Negli ultimi mesi, l'epidemia di Mpox in Burundi si è rapidamente trasformata in un problema di salute pubblica, con oltre mille casi confermati al 31 ottobre 2024.  

Il Burundi è al secondo posto in Africa tra i Paesi più colpiti dopo la Repubblica Democratica del Congo (RDC), che attualmente rappresenta quasi il 90% dei casi nel continente. Sebbene non siano stati segnalati decessi in Burundi, le limitate risorse diagnostiche e i ritardi nei test suggeriscono una sostanziale sotto-segnalazione.  

Quello che sappiamo per certo è che l'epidemia colpisce in modo sproporzionato i bambini e bambine: oltre il 52% dei casi confermati ha meno di 15 anni.  

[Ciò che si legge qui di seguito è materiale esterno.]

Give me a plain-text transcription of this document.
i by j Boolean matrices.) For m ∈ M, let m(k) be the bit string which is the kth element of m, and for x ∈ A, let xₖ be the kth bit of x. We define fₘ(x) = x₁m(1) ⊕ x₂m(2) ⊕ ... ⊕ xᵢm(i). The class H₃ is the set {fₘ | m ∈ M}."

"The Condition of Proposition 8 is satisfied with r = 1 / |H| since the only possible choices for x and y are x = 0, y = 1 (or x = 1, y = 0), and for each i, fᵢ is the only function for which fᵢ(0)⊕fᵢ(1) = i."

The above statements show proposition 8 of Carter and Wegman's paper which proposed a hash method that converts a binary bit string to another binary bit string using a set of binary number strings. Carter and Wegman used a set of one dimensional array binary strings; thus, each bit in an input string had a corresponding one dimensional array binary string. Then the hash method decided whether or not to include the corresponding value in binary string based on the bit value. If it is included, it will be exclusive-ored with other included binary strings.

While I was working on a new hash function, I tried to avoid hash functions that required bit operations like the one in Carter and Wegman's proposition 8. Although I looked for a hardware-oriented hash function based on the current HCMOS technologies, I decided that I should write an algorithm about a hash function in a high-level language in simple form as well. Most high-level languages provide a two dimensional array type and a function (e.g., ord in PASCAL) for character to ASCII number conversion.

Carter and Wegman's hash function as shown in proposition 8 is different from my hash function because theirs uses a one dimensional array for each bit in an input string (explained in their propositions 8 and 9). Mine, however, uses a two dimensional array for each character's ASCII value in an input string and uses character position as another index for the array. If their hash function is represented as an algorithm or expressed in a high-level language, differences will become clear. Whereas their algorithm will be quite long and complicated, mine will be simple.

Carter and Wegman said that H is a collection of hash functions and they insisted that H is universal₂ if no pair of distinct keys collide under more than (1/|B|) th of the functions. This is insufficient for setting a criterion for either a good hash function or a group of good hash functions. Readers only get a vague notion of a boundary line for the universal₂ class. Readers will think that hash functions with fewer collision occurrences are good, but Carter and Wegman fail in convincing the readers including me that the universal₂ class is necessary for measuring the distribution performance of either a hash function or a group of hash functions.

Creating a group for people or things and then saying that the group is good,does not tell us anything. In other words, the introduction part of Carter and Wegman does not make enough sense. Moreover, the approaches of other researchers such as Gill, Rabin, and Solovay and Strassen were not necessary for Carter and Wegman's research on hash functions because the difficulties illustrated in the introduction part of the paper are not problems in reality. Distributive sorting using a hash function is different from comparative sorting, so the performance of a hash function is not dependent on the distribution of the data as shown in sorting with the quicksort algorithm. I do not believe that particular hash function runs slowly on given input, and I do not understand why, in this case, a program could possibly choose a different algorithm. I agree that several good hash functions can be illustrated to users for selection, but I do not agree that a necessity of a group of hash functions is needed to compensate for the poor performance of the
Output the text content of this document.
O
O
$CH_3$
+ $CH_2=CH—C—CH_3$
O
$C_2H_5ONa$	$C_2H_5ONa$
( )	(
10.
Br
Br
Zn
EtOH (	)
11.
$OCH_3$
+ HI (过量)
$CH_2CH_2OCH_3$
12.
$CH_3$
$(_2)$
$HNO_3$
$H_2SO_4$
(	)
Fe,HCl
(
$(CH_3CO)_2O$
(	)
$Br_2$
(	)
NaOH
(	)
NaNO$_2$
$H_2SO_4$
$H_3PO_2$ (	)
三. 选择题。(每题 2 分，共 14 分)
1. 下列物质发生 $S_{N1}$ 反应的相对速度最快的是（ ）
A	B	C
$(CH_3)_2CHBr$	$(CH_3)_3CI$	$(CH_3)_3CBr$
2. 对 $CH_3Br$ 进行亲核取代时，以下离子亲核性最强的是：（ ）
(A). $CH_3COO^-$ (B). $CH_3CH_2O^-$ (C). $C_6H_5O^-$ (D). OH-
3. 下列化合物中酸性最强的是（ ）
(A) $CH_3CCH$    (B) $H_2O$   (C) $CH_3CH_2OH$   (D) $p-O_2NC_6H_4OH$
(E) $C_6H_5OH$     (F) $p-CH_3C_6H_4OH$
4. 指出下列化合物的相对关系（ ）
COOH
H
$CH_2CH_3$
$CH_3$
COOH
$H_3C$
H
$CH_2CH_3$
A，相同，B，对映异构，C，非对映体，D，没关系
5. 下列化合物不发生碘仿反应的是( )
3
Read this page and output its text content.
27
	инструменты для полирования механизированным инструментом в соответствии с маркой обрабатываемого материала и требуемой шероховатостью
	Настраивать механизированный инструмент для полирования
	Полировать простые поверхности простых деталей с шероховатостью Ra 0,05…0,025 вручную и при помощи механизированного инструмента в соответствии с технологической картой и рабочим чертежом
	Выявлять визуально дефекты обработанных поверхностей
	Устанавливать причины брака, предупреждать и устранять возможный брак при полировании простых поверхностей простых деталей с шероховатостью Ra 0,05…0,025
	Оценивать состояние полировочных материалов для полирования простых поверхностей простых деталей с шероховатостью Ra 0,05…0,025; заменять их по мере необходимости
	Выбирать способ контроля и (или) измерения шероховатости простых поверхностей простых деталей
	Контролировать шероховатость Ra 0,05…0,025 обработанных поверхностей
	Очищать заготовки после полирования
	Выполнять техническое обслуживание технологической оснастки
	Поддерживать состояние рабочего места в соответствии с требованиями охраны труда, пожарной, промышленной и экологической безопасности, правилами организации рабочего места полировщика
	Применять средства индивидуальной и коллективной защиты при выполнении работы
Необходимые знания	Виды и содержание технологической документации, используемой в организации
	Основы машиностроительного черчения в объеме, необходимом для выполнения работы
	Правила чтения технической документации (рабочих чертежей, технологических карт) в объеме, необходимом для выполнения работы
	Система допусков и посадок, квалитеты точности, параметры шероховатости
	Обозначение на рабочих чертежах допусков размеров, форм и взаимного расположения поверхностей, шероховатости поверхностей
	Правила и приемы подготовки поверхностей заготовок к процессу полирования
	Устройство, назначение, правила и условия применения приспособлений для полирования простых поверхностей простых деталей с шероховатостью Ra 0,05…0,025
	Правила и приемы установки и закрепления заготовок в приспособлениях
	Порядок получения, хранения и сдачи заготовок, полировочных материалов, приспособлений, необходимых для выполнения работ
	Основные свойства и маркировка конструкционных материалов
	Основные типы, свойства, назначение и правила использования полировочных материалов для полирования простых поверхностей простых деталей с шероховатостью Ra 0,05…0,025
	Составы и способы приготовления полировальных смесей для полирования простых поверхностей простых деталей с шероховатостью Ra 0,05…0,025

Il nostro staff nel Paese ha parlato con medici, operatori e operatrici sanitari e membri della comunità durante le visite sul campo organizzate nell'ambito del progetto Kaze Twiyunge, uno sforzo congiunto finanziato dall'Unione Europea per promuovere il reinserimento dei rifugiati e delle rifugiate burundesi che stanno rientrando in patria. Questa iniziativa comprende anche il miglioramento e rafforzamento dei servizi e delle strutture sanitarie.  

“Parte della comunità non sapeva cosa fosse l'Mpox fino ad ora”, ha spiegato Léonard Eduard, infermiere dell'ospedale di Buheka, dove è stato registrato un caso positivo tra il personale. “Stiamo prendendo le stesse misure sanitarie applicate in precedenza, come non toccare le persone (a rischio o meno), non toccare le attrezzature infette e implementare il distanziamento sociale.”  

Secondo Joselyne Nshimirimana, presidente del gruppo d'infanzia di Tujehamwe, le persone hanno iniziato a prendere provvedimenti da quando hanno saputo dell'epidemia. “È ormai comune vedere impianti adibiti al lavaggio delle mani nei ristoranti, nei luoghi di incontro e nei centri commerciali”, ha osservato. Tuttavia, Joselyne ritiene che il personale medico e le autorità locali debbano fare di più per aumentare la consapevolezza della popolazione sul tema: “La comunità deve essere coinvolta in modo che il messaggio possa essere trasmesso a tutti,” ha spiegato.  

Louise Ndihokubwayo, medico dell’ospedale Busoni, ha condiviso preoccupazioni simili: “Gli operatori sanitari non sanno come gestire la Mpox, quindi c'è il rischio di infezioni” ha detto.  

Mancano le risorse: non abbiamo abbastanza scorte per affrontare un potenziale aumento del numero di casi positivi. I dispositivi di protezione per il personale, le risorse economiche e le capacità tecniche degli operatori per la diagnosi e la gestione dell'Mpox non sono sufficienti”, ha proseguito Louise.  

Dobbiamo anche trovare un modo per decentralizzare i centri diagnostici a livello locale. Questo consentirebbe una diagnosi più tempestiva e un intervento più efficace,” ha concluso.  

Il nostro impegno

Con oltre 100 operatori e operatrici nel Paese dal 1995, abbiamo stabilito negli anni una forte presenza geografica e costruito strette collaborazioni con i ministeri governativi e con la società civile. Grazie all’esperienza maturata con i programmi WASH (acqua, servizi igienici e igiene) e per la salute, stiamo affrontando l'epidemia di Mpox mobilitando le squadre di risposta comunitaria, offrendo loro assistenza tecnica e logistica.  

Il nostro approccio si concentra sulla capacità delle comunità locali di assumere un ruolo attivo negli sforzi di risposta alle epidemie, come l'Mpox.